Fulacht fia, Cherrywood, Co. Dublin
Co. Dublin |
Settlement Sites
On a west-facing slope in Cherrywood, in what is now one of south County Dublin's busiest development corridors, the ground once concealed a modest but methodical piece of prehistoric engineering: a water-filled trough, its timber lining held in place by posts, used repeatedly over time to boil water by dropping fire-heated stones into it.
This is a fulacht fia, a type of site found in enormous numbers across Ireland, typically interpreted as a Bronze Age cooking or food-processing facility. The process involved heating stones in a nearby fire until they were intensely hot, then plunging them into a water-filled trough; the stones eventually shatter from the thermal shock, and the broken, blackened fragments accumulate in the characteristic horseshoe-shaped mound that marks many such sites across the landscape.
The Cherrywood example came to light in 1998, not through a planned excavation but through routine topsoil monitoring, the kind of watching brief that often accompanies ground disturbance ahead of development. What emerged was an irregularly shaped spread of burnt stone, entirely granite and up to 25 centimetres in length, mixed with charcoal across an area measuring 7.1 metres north to south and 3.6 metres east to west. Beneath the north-eastern corner of this deposit lay the trough itself, and it turned out to have been used in two distinct phases. The original trough was relatively narrow, measuring 1.8 metres by 0.5 metres and up to 0.8 metres deep, with post-holes surviving at each corner, the ghosts of a timber lining that once kept the structure watertight. At some later point the trough was recut on a larger scale, expanding to 2.05 metres by 1.35 metres, with five post-holes visible along each of its long sides. Both phases had filled with a sticky grey clay containing burnt granite and charcoal. No datable finds were recovered, but the site is considered probably Bronze Age in date, as recorded by O Neill in 1999 and compiled subsequently by Geraldine Stout and Padraig Clancy.

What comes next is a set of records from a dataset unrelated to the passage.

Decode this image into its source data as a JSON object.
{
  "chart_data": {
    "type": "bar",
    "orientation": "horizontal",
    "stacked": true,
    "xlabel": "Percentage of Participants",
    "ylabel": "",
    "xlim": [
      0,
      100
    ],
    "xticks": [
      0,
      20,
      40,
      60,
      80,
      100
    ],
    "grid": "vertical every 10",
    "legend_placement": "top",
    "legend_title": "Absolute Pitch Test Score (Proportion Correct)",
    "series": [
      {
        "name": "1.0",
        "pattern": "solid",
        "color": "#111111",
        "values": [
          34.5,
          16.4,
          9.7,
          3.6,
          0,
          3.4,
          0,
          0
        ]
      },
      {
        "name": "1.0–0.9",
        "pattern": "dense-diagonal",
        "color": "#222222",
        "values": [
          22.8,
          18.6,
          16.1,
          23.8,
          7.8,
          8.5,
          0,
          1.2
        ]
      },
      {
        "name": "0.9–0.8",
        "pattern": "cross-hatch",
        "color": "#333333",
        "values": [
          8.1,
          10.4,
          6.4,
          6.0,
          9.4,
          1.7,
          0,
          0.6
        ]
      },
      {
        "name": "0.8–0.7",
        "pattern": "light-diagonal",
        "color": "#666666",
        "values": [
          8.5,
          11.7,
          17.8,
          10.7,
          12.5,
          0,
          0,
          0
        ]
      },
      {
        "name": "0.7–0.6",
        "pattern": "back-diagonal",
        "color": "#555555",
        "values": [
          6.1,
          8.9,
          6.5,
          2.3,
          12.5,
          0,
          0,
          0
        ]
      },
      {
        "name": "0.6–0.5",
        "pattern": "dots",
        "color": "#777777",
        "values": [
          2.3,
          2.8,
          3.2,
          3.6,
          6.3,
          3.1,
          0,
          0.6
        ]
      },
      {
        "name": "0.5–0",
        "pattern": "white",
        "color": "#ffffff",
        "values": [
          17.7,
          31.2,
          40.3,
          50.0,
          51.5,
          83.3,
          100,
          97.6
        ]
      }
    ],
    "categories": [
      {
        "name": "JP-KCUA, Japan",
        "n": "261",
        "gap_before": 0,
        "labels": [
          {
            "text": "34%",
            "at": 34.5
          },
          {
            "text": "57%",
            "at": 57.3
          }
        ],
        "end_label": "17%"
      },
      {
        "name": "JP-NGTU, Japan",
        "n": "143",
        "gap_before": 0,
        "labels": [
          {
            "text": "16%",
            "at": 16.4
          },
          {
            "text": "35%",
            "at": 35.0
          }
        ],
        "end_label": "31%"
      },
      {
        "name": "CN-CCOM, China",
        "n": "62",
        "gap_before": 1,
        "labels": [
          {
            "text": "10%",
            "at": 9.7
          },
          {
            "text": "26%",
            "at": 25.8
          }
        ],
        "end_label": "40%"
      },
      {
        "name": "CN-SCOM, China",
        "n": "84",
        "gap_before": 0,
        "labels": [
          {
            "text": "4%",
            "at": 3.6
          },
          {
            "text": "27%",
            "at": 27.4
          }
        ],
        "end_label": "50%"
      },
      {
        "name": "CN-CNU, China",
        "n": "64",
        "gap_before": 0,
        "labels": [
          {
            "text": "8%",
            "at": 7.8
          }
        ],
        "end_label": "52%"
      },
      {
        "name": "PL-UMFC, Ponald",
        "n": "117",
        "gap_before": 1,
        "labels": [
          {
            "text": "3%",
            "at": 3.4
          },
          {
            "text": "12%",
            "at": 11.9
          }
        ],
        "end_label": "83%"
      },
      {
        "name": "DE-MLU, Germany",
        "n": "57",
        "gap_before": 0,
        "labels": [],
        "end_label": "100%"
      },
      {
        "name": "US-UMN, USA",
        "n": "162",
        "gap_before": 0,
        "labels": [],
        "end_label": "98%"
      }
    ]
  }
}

The site is not accessible as a visitor destination; it was identified during monitoring works and the area has since been subject to the kind of ongoing development that has transformed much of south Dublin. The interest here lies less in what you can see on the ground today and more in what the discovery represents: the quiet accumulation of prehistoric activity beneath terrain that has been farmed, drained, and built upon for centuries. The cobble-filled field drain cutting across the western edge of the site is a small reminder of how many layers of human use a single piece of ground can carry.